Cybersecurity researchers at SafeBreach Labs claim to have discovered a brand new PowerShell backdoor that, if executed properly, allows attackers remote access to compromised endpoints. From there, attackers could launch all manner of second-tier attacks, from infostealers to ransomware (opens in new tab)and everything in between.
According to the report, an unknown attacker stole a weaponized Word document called “ApplyForm[.]docm”. It contained a macro that, when activated, launched an unknown PowerShell script.
Drop the ball with scripts
“The macro deletes updater.vbs, creates a scheduled task pretending to be part of a Windows update that runs the updater.vbs script from a fake update folder at ‘%appdata%\local\Microsoft\Windows’ ‘ the researchers explained.

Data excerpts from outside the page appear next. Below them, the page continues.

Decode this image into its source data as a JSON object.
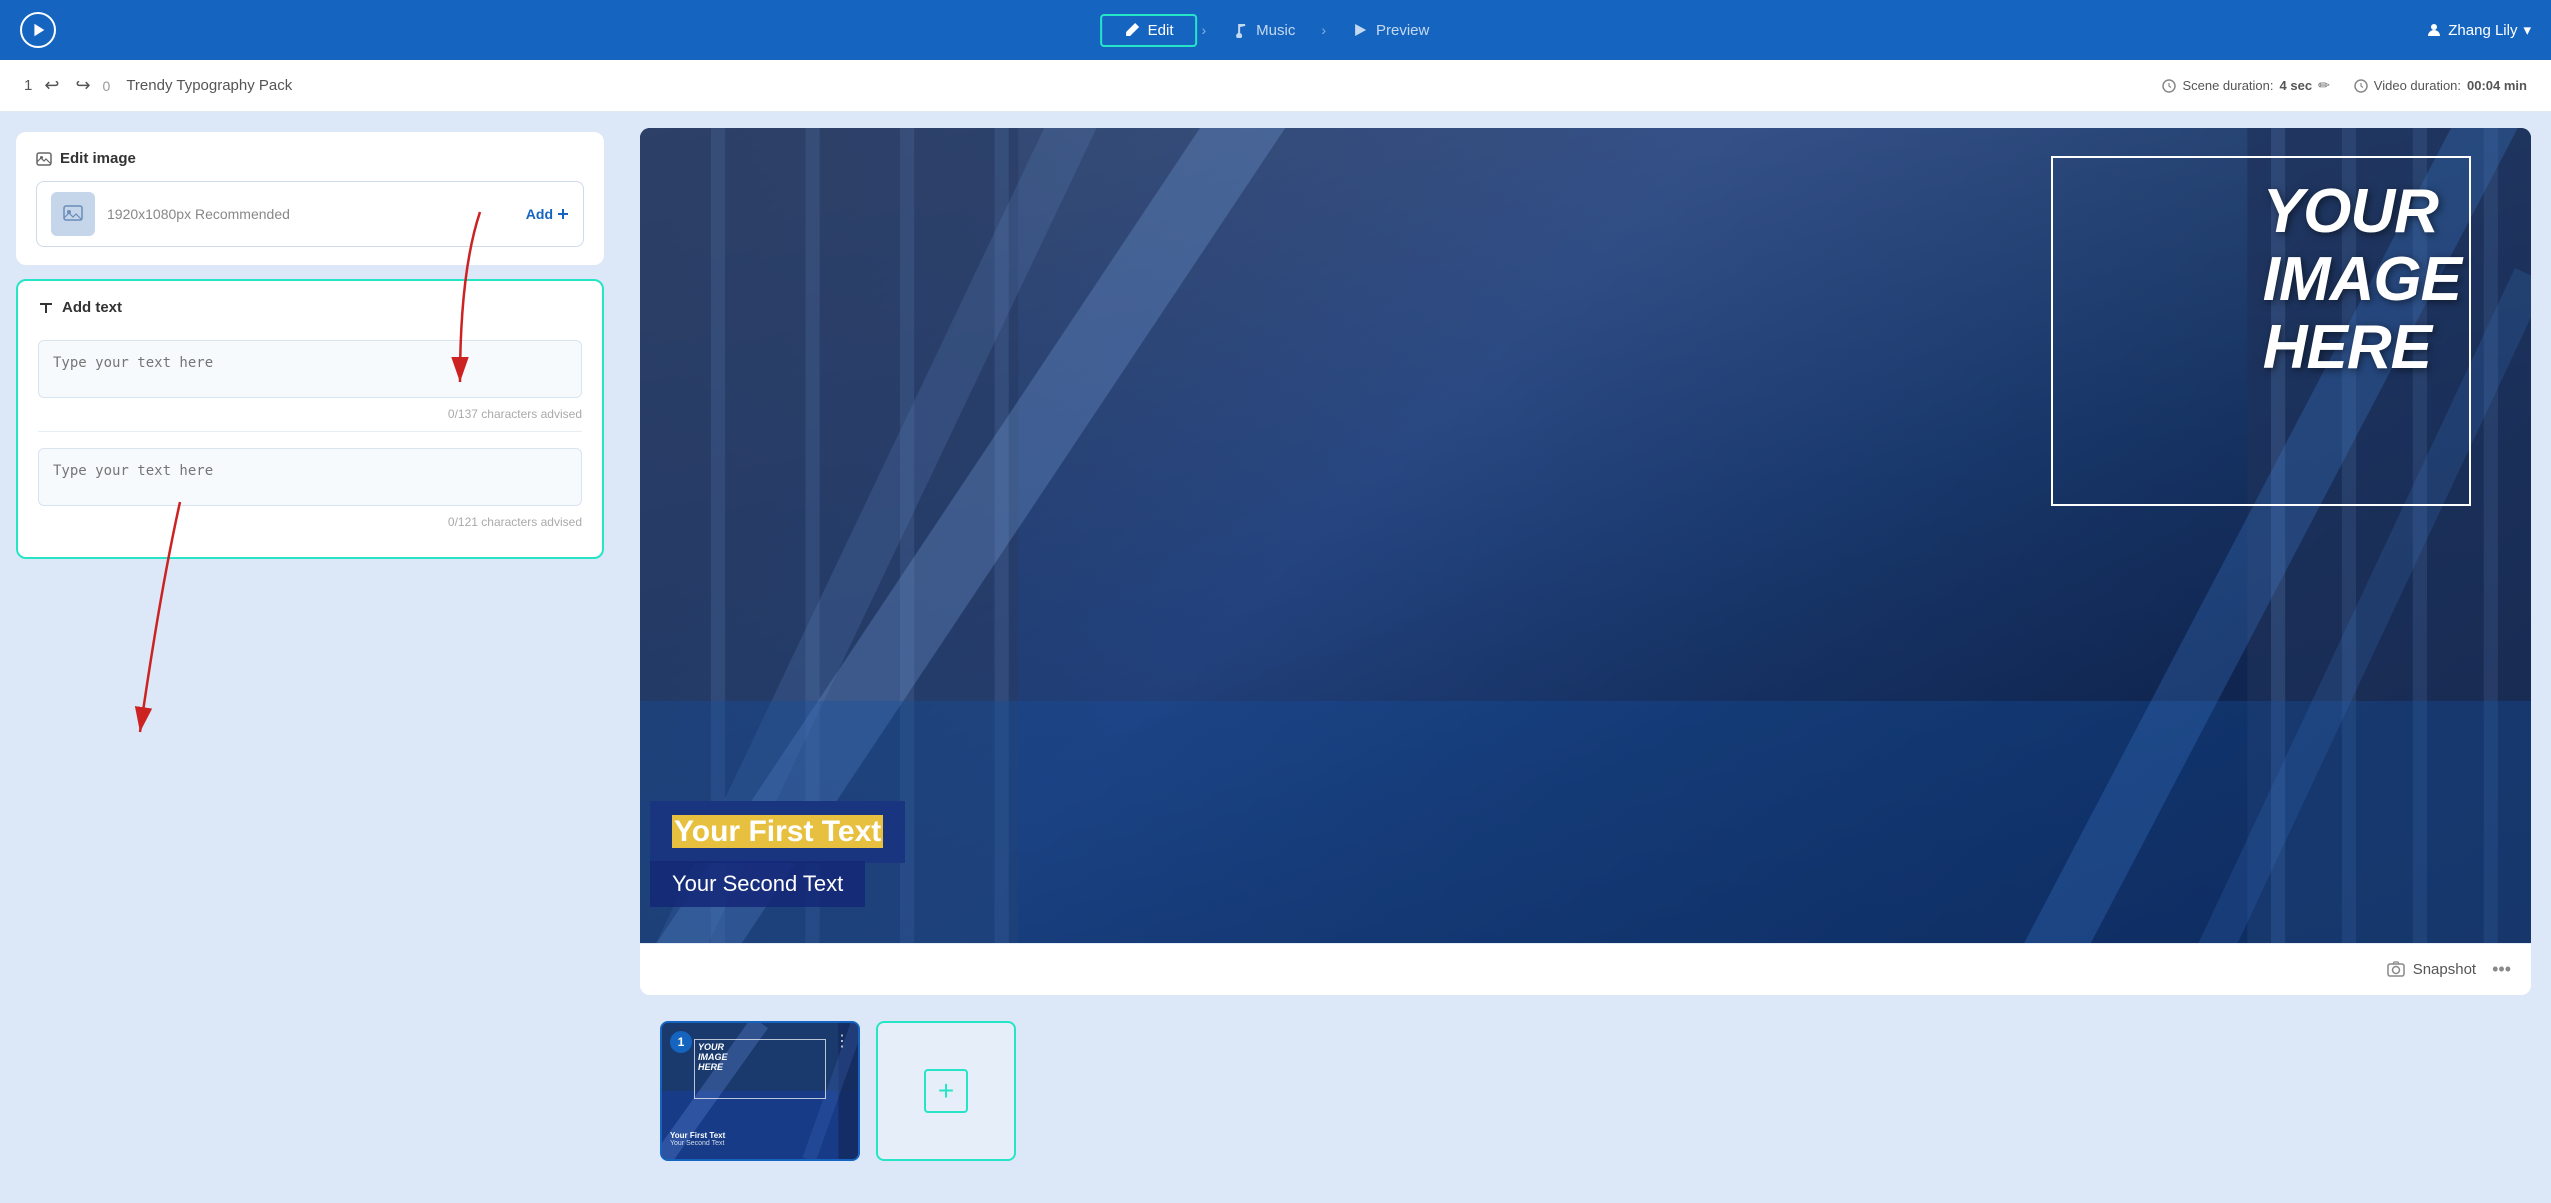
{
  "nav": {
    "steps": [
      {
        "id": "edit",
        "label": "Edit",
        "active": true
      },
      {
        "id": "music",
        "label": "Music",
        "active": false
      },
      {
        "id": "preview",
        "label": "Preview",
        "active": false
      }
    ],
    "user": {
      "name": "Zhang Lily",
      "chevron": "▾"
    }
  },
  "second_bar": {
    "step_number": "1",
    "redo_count": "0",
    "project_name": "Trendy Typography Pack",
    "scene_duration_label": "Scene duration:",
    "scene_duration_value": "4 sec",
    "video_duration_label": "Video duration:",
    "video_duration_value": "00:04 min"
  },
  "left_panel": {
    "edit_image": {
      "title": "Edit image",
      "upload_label": "1920x1080px Recommended",
      "add_button": "Add"
    },
    "add_text": {
      "title": "Add text",
      "first_input_placeholder": "Type your text here",
      "first_char_count": "0/137 characters advised",
      "second_input_placeholder": "Type your text here",
      "second_char_count": "0/121 characters advised"
    }
  },
  "preview": {
    "image_placeholder_text": "YOUR\nIMAGE\nHERE",
    "first_text": "Your First Text",
    "second_text": "Your Second Text",
    "snapshot_label": "Snapshot",
    "more_icon": "•••"
  },
  "timeline": {
    "scene_number": "1",
    "thumb_text1": "YOUR\nIMAGE\nHERE",
    "thumb_first_text": "Your First Text",
    "thumb_second_text": "Your Second Text",
    "add_scene_plus": "+"
  }
}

Updater.vbs would then run a PowerShell script granting remote access to the attacker.
Before running the scheduled task, the malware generates two PowerShell scripts – Script.ps1 and Temp.ps1. The content is hidden and placed in text boxes within the Word file, which is then stored in the fake update directory. This way antivirus solutions cannot identify the file as malicious.

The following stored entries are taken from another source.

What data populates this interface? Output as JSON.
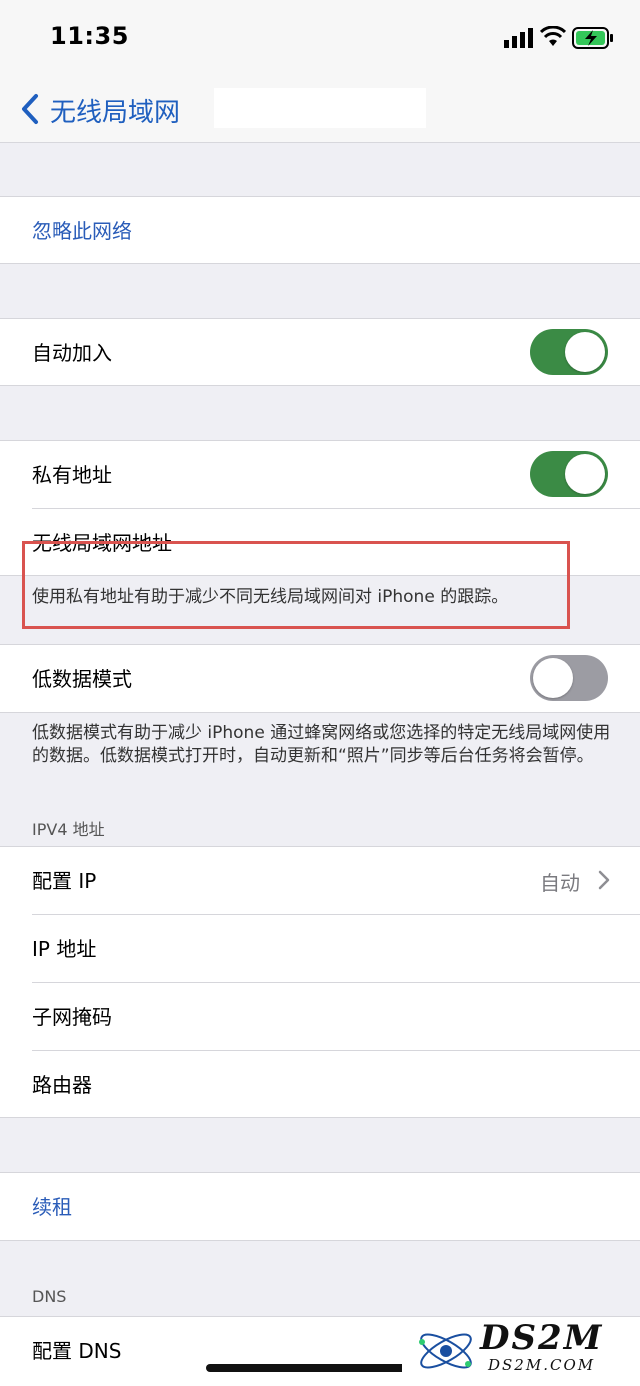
{
  "status_bar": {
    "time": "11:35"
  },
  "nav": {
    "back_label": "无线局域网"
  },
  "forget": {
    "label": "忽略此网络"
  },
  "auto_join": {
    "label": "自动加入",
    "on": true
  },
  "private_address": {
    "label": "私有地址",
    "on": true,
    "wifi_address_label": "无线局域网地址",
    "footer": "使用私有地址有助于减少不同无线局域网间对 iPhone 的跟踪。"
  },
  "low_data": {
    "label": "低数据模式",
    "on": false,
    "footer": "低数据模式有助于减少 iPhone 通过蜂窝网络或您选择的特定无线局域网使用的数据。低数据模式打开时，自动更新和“照片”同步等后台任务将会暂停。"
  },
  "ipv4": {
    "header": "IPV4 地址",
    "configure_ip_label": "配置 IP",
    "configure_ip_value": "自动",
    "ip_address_label": "IP 地址",
    "subnet_label": "子网掩码",
    "router_label": "路由器"
  },
  "renew": {
    "label": "续租"
  },
  "dns": {
    "header": "DNS",
    "configure_label": "配置 DNS"
  },
  "watermark": {
    "main": "DS2M",
    "sub": "DS2M.COM"
  },
  "colors": {
    "accent": "#2a5cb8",
    "toggle_on": "#3b8b45",
    "highlight": "#d9534f"
  }
}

Script.ps1 contacts the Command & Control server to assign a victim ID and receive further instructions. Then it runs the Temp.ps1 script that saves information and runs the commands.
The mistake the attackers made was to issue victim IDs in a predictable order, allowing researchers to eavesdrop on conversations with the C2 server.
Who is behind the attack remains a mystery, but the malicious Word document was uploaded from Jordan in late August this year and has so far compromised about a hundred devices, usually owned by people looking for new employment opportunities.
A reader of The registry (opens in new tab) described their experiences with the backdoor and offered advice to companies looking to mitigate the damage that unknown backdoors can cause.
“I run an MSP and we were made aware of this on October 3rd. The client was a 330-seat charity and I didn’t link it to this particular article until I read it this morning.”
“You have zero faith [ZT] and ringfencing, so the macro ran but didn’t make it outside of Excel,” they said. “A subtle reminder to integrate a ZT solution in critical environments as it can stop such zero-day stuff.”